Кара застыла в дверях, увидев множество холстов, изрезанных грубыми мазками краски. Казалось, держа кисть, Бэстифар путал ее с мечом и наносил по холстам удар за ударом, выпуская накопившуюся ярость. Картины с отсутствующим сюжетом пестрили красками. Они были забрызганы пятнами, в которых отчего-то угадывалось ощущение, не знакомое аркалам по их природе. Кара невольно поморщилась и зачем-то подошла к столу, рядом с которым стоял самый свежий холст – она определила его по блеску не успевшей засохнуть краски. На крайних грубых мазках были заметны следы рук, как будто Бэстифар с силой сжал холст руками, едва успев измалевать его.

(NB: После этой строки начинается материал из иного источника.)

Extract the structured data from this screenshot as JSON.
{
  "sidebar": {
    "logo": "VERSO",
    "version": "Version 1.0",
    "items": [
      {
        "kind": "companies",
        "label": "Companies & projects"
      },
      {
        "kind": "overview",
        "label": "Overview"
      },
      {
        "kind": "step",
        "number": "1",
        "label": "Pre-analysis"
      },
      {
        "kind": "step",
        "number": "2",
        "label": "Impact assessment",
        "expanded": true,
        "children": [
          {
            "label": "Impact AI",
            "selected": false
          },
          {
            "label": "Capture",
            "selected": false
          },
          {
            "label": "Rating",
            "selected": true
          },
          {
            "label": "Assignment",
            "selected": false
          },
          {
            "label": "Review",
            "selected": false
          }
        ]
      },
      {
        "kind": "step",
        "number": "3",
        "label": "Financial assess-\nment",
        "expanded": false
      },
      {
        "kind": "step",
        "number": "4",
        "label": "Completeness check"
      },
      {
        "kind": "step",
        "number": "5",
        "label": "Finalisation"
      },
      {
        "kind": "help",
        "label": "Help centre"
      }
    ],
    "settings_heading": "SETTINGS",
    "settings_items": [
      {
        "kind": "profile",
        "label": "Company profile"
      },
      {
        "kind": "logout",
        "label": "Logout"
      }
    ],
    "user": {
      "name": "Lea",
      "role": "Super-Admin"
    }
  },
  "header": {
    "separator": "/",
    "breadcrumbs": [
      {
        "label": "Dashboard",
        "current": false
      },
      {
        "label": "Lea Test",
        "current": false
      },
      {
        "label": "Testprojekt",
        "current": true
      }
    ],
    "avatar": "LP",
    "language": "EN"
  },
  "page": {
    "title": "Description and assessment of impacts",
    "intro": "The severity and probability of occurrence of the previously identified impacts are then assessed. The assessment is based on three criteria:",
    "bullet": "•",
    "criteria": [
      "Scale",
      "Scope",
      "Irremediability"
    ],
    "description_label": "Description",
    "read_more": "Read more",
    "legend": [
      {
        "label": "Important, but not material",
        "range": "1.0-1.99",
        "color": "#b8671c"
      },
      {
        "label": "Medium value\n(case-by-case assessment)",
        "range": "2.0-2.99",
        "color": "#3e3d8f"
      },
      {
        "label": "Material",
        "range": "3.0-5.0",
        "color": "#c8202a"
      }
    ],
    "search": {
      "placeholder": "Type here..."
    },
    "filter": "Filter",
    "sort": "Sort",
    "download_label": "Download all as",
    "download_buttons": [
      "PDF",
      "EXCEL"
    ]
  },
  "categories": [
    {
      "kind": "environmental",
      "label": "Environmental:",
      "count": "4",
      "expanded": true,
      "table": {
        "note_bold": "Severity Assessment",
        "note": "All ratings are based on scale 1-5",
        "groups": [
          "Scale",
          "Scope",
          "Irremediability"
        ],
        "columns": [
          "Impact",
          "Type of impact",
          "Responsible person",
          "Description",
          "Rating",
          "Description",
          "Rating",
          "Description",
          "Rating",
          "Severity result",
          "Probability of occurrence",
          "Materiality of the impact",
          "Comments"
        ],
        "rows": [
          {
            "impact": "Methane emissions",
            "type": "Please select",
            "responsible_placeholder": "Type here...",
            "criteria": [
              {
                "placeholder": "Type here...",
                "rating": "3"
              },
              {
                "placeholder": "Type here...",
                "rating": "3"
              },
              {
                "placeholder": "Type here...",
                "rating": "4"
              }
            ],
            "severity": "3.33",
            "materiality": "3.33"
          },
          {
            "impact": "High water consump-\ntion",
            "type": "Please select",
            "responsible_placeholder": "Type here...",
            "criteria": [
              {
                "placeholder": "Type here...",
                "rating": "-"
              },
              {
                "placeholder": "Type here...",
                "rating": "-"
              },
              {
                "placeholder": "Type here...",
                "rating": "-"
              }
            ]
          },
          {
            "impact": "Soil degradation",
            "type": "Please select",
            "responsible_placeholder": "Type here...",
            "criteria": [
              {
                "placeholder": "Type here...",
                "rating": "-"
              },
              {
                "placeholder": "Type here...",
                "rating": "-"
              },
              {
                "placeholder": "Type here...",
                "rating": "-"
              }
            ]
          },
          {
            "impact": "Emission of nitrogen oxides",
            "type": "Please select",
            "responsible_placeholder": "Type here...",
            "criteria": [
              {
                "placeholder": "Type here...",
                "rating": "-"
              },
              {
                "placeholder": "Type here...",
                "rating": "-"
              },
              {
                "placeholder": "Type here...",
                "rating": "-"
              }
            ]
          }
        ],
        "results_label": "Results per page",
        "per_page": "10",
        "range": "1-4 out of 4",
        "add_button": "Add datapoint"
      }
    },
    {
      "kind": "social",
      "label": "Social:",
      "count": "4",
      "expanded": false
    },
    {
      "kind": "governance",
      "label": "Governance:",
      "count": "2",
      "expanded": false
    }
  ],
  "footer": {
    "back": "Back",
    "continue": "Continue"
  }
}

Ты говоришь, боль тебе не знакома, – с тоской подумала Кара, – но будь я проклята, если это не она…
Злость на Бэстифара начала заметно таять, пусть Кара и не хотела этого. На ее место постепенно приходило странное чувство вины. Кара подумала, что, возможно, поступала жестоко с Бэстифаром, не доверяя ему историю своего прошлого.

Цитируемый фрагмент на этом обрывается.